I had a client once, let’s call her Jane. She was in her later 30s. Her husband Jack had died. She came and saw me 7 years after Jack’s death. She had moved on and made a new life for herself. She had remarried to Steve. Her three children and Steve’s four children had formed a semi-Brady Bunch situation. All 9 of them were living happily in Jane and Jack’s 3 bedroom home. All was well. The kids were growing up though and they needed their own bedrooms. So Jane and Steve trotted off to the bank to refinance the mortgage on the home to pay for the extensions. And that is when things fell apart. You see Jack never had a Will.

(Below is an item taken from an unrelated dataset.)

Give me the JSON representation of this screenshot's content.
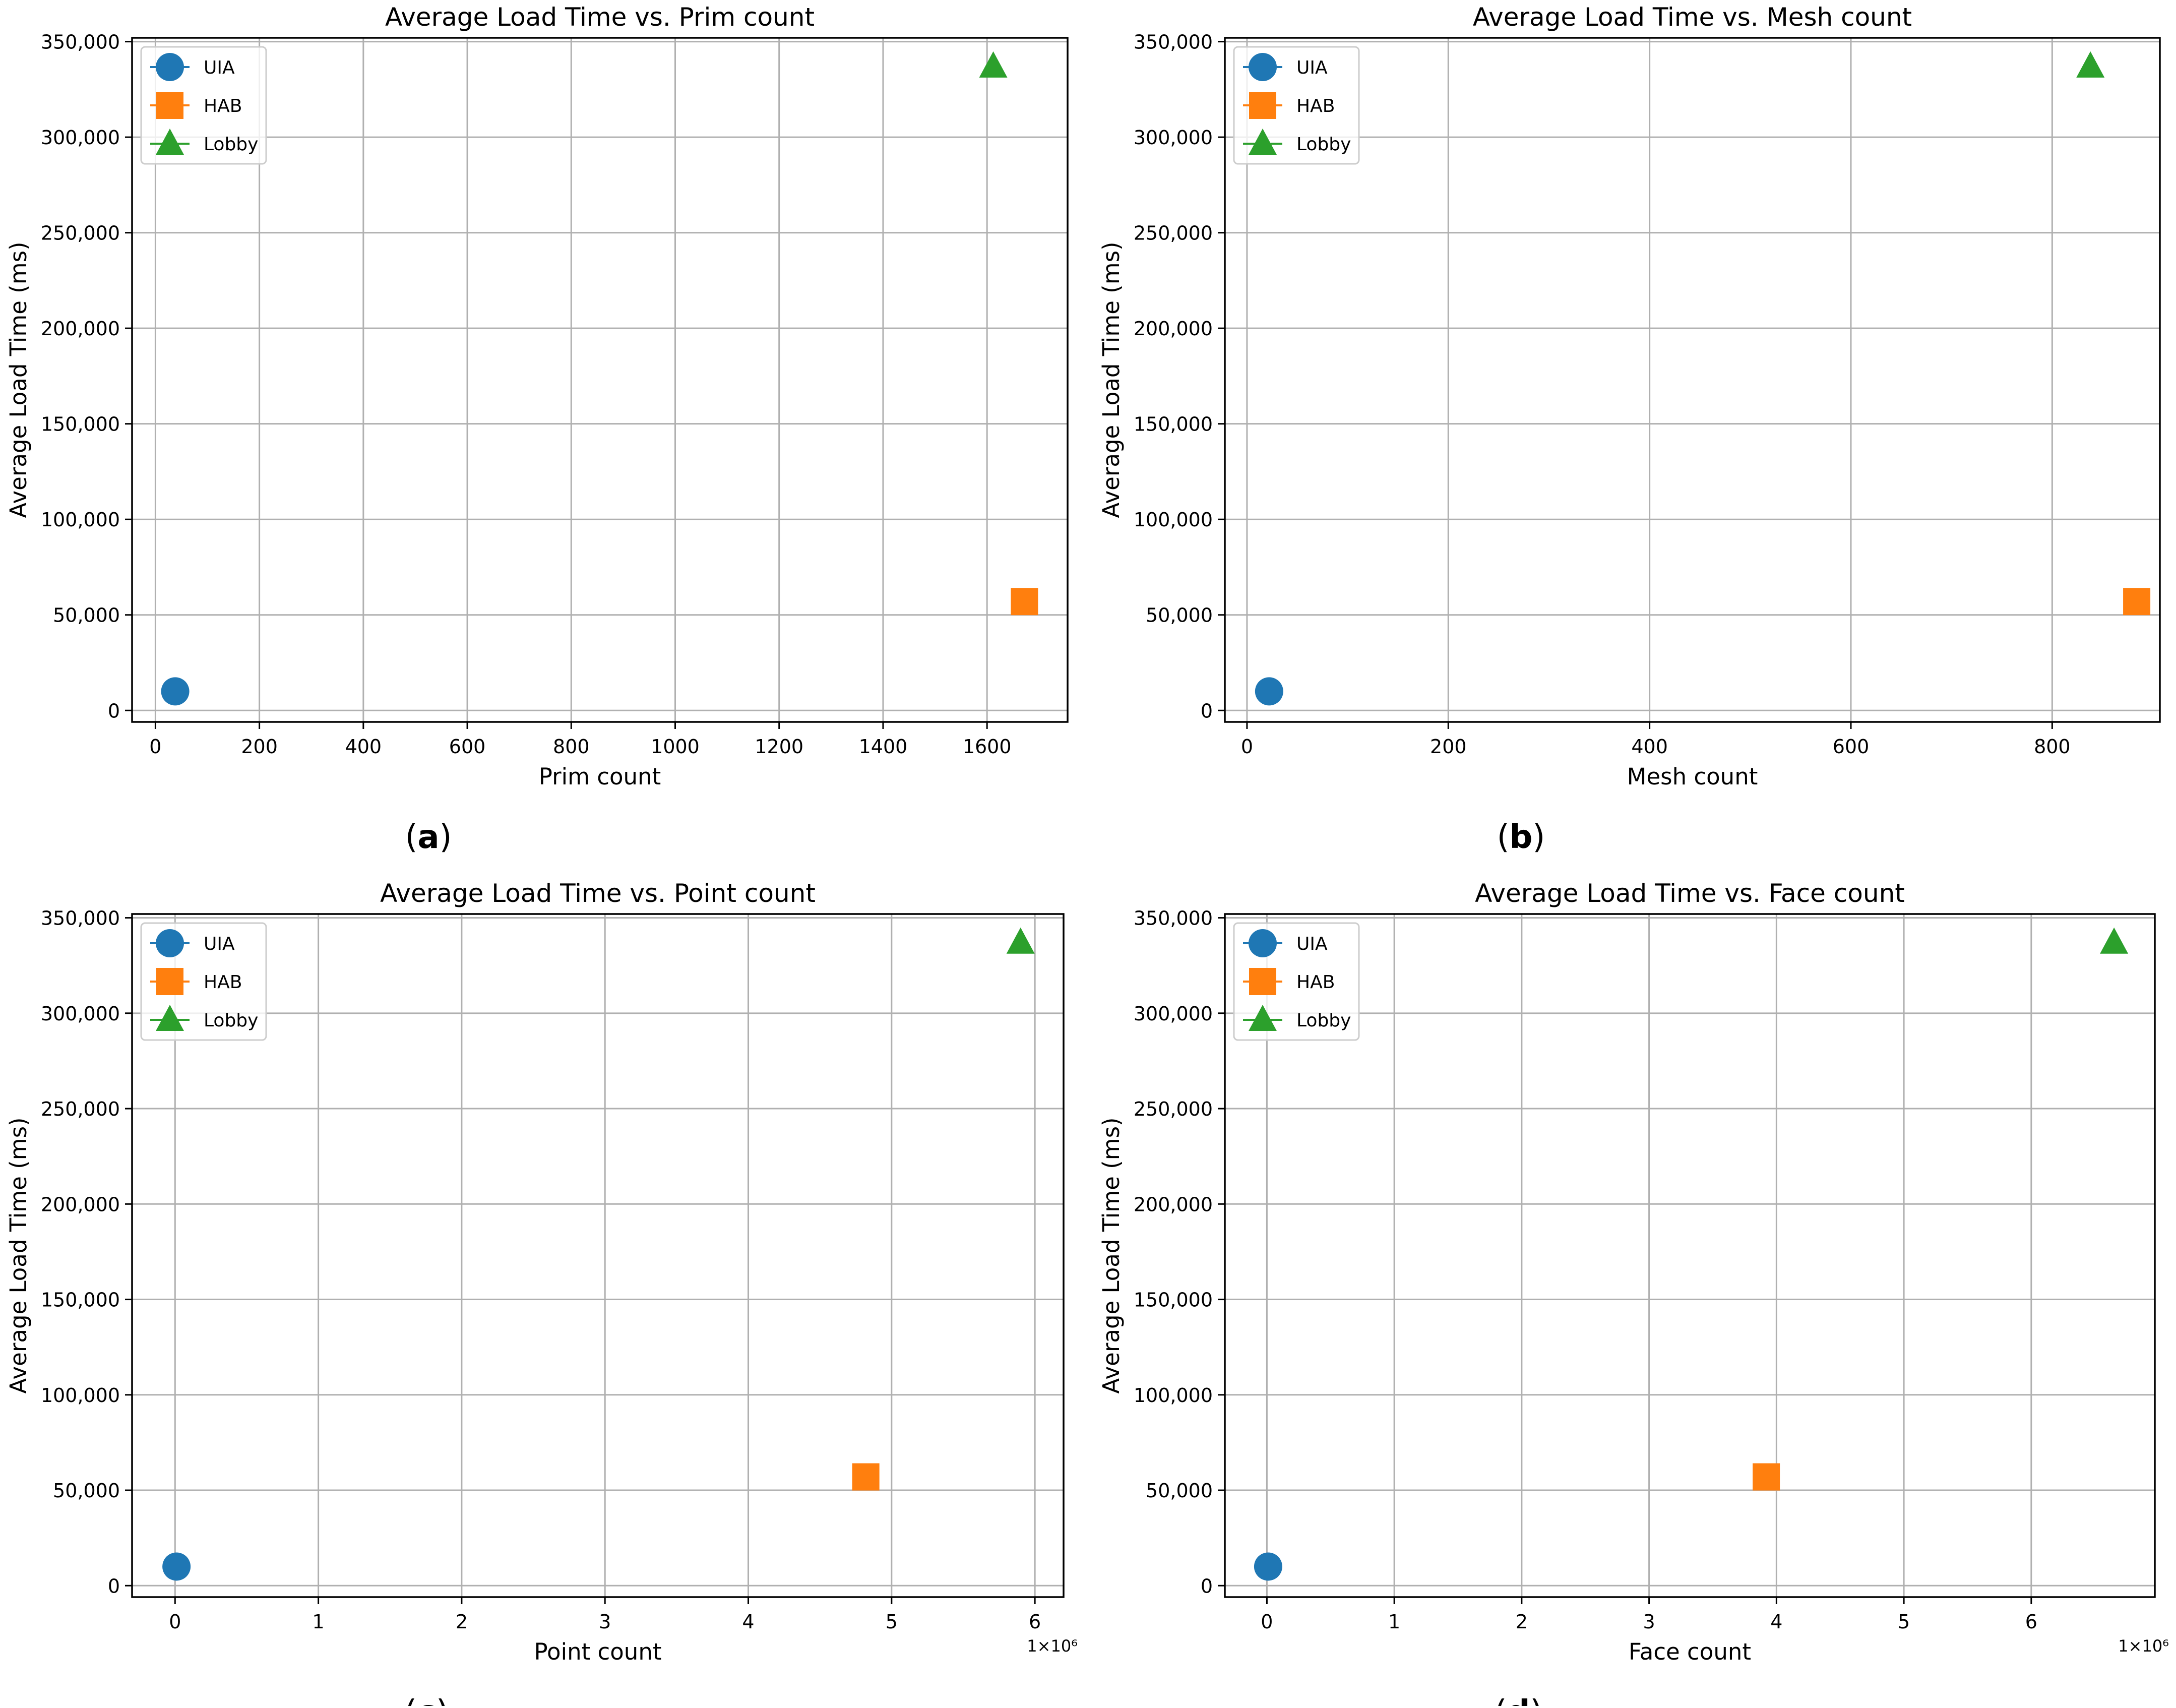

Jane and Jack had never thought they needed a Will. At the end of the day it was only the two of them and their kids. They had always assumed that the other of them would legally be entitled to everything when they died. When Jane went to the bank to refinance the loan the bank looked at the Certificate of Title (which still had Jack on it) the Bank said that they wouldn’t lend anything more until Jane was the sole name on the Title. They told her this would be easy. She just needed to get the transfer to herself done. It was not going to be easy and this was a lesson Jane was going to learn the incredibly hard way.
When a person dies in WA without a Will their Estate is distributed according to the Administration Act. There is a detailed table in the Act that says exactly who gets what based on the make up of your family. The problem with the Administration Act is that it is not necessarily what people expect, and the repercussions can be long lasting.
Back to Jane and Jack. When Jack died the property he owned with Jane was owned jointly, but it was owned as tenants in common. That meant that Jack’s share of the property did not pass to Jane, but was subject to the Administration Act. At the time of Jack’s death he was married with three children. Pursuant to the Administration Act that meant that Jane was entitled to $50,000 and 1/3 of the balance. Their children were entitled to the other 2/3 of Jack’s share in the property. I explained to Jane that, in lieu of expensive Court action, this meant that 2/3 of Jack’s share of the property would belong to the children, held on trust and couldn’t be touched until they were 18 and able to decide whether or not to give their share to their mother. The children were aged between 9 and 14. 18 was a long way off.
So, after a lot of tears, that is roughly how the Title ended up, Jane with her original 1/2 and an extra 1/3 of a half, and a trust for the kids for the remaining 2/3 of a half. Unfortunately the bank wasn’t willing to lend on that basis and so they were stuck living in the little house. 7 teenagers, 3 bedrooms. Not an ideal situation for any parent, and certainly not the outcome Jack and Jane had ever imagined.
The saddening part about Jane’s story is this. With a simple Will it all could have been avoided. Had Jack made a Will giving his estate to his Wife, Jane could have changed the Title and Jane and Steve could have renovated the house to ensure their children had enough room to grow.
But Jane isn’t alone.
I had another client who I’ll call Sally. Her husband died leaving her and their 2 children, 18 year old twin daughters who I later coined “the evil twins”. Allow me to explain.
Sally’s husband didn’t have a Will, and the family home was in his sole name, always had been the 40 odd years they had owned it. You now know the split under the Administration Act. Sally approached her two daughters and asked whether they would transfer their share in their father’s estate to her. When she died, she would leave it to them. They said no. She asked if she could borrow the money off them. They said no. They wanted their share now.
Sally was forced to sell the house. With the $50,000 and 1/3 share she received she was unable to afford to buy a new home. Sally was unemployed, she had always been a housewife. Sally was, for the first time in her adult life, forced into renting and finding a job. Sally was 60.
These are two real client scenarios I am describing, this is not fiction, this is not urban legend. This is life and the law in WA. In my experience it is this situation, the mum and dad with kids, that seems to come up the most often and deliver the most unfortunate results, but it is not limited to this scenario.
So my advice? No matter what your family make up, whether you are single, blended or happily first time married, get a Will. It doesn’t have to be fancy or long winded. Ultimately the financial future of those you love may be in your hands. Take control.